New norms for listing day for IPO’s: Circuit filters and Trade to Trade norms boon for markets

SEBI has announced new norms for listing day for IPO’s. These norms would certainly hit the manipulation and first day disaster in IPO’s which had become a norm these days. Very clearly post the order on seven companies in December 2011, which had tapped the capital markets these guidelines were keenly awaited.

The broad guidelines divide the companies into two categories with the cut-off point being the size of issue at Rs 250 crs. All companies would on listing day have a call auction which is similar to what happens these days between 9 am and 9.15 am for the companies which are part of the SENSEX and NIFTY. This call auction or price discovery would happen for 1 hour from 9 am to 10 am and then trading would begin as normal with the discovered price or the equilibrium price being the base for the day.
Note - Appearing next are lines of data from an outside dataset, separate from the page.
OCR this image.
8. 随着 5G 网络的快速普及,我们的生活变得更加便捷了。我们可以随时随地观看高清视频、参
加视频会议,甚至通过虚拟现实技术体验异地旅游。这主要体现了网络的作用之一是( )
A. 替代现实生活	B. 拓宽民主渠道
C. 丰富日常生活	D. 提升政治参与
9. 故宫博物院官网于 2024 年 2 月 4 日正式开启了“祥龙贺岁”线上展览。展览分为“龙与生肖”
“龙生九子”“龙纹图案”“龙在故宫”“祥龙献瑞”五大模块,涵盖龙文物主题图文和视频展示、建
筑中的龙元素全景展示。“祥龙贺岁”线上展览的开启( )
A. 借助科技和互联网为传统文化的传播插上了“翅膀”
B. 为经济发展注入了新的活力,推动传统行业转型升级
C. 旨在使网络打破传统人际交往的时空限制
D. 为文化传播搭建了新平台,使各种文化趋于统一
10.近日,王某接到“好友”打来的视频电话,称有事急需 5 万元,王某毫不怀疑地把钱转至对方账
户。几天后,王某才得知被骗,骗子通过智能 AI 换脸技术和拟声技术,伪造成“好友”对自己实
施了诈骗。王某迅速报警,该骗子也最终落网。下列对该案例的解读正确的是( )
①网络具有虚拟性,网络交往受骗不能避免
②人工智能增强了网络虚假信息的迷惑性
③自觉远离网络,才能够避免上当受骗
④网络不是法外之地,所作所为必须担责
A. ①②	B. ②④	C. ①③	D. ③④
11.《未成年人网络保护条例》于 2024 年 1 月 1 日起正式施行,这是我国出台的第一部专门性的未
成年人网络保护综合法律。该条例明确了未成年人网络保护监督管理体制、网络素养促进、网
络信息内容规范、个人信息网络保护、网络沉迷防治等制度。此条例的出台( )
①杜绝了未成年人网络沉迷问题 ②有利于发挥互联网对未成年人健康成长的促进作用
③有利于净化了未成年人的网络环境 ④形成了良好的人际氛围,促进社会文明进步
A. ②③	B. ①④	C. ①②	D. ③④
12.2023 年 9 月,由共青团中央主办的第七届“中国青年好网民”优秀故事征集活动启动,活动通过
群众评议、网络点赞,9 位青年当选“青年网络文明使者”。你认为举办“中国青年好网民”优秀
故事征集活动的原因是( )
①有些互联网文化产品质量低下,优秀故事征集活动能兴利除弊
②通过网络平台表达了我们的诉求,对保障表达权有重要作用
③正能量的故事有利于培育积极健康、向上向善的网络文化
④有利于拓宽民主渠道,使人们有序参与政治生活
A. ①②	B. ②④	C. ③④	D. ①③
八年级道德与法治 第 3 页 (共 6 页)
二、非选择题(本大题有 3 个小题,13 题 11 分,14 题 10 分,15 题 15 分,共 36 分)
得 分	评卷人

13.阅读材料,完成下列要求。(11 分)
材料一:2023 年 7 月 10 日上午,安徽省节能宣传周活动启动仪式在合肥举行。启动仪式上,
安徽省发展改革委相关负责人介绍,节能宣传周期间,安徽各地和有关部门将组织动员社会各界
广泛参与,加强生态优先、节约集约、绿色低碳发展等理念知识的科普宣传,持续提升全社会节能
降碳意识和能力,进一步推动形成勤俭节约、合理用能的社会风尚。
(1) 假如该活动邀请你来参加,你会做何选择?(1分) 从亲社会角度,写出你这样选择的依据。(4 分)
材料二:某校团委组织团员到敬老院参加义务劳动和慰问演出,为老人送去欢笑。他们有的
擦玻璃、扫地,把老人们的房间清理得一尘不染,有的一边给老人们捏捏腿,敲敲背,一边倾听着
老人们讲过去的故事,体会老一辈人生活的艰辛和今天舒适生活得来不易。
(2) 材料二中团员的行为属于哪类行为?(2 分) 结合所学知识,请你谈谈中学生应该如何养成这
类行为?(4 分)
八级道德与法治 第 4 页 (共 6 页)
First day circuit filters would be 5% for issues below Rs 250 crs and 20% for issues above Rs 250 crs. In case no equilibrium price is discovered than the IPO price would be the base. From day two the normal circuit filters would apply. In addition the really important condition that has been introduced for issues below Rs 250 crs is the fact that such issues would trade on “Trade for Trade” basis which means that every transaction would result in delivery. This would reduce the volume considerably. Readers would recall that the norm for first day trading volume would be anything between 10-20 times the IPO size on day one.

The above norms would also apply for issues which are re-listed.

The above is a brilliant step taken by SEBI and they need to be complemented for the same. The present modus operandi of people behind issues was only possible because lack of circuit filters on day one gave a free hand to people behind the price manipulation to trap investors and exit on day one. Either of two things happened on day one of listing of an IPO where either the share price rose 60-70% 0r even beyond 100% on day one or prices crashed a minimum of 65%. This has happened consistently and in either case the person/entity behind the stock was able to exit. With a price band of 5% in sub 250 crs and a trade for trade restriction for the first ten trading days this is completely blocked. Gone are the days when non-descript companies would record turnovers of multiple times Reliance turnover on day one.

I believe these steps will ensure the revival of the primary market and I would urge merchant bankers and promoters of companies to bring issues which are fairly priced and offer appreciation opportunities to risk takers. I primary issues are brought with this objective, the market would certainly see a revival and improvement in the quality of issues.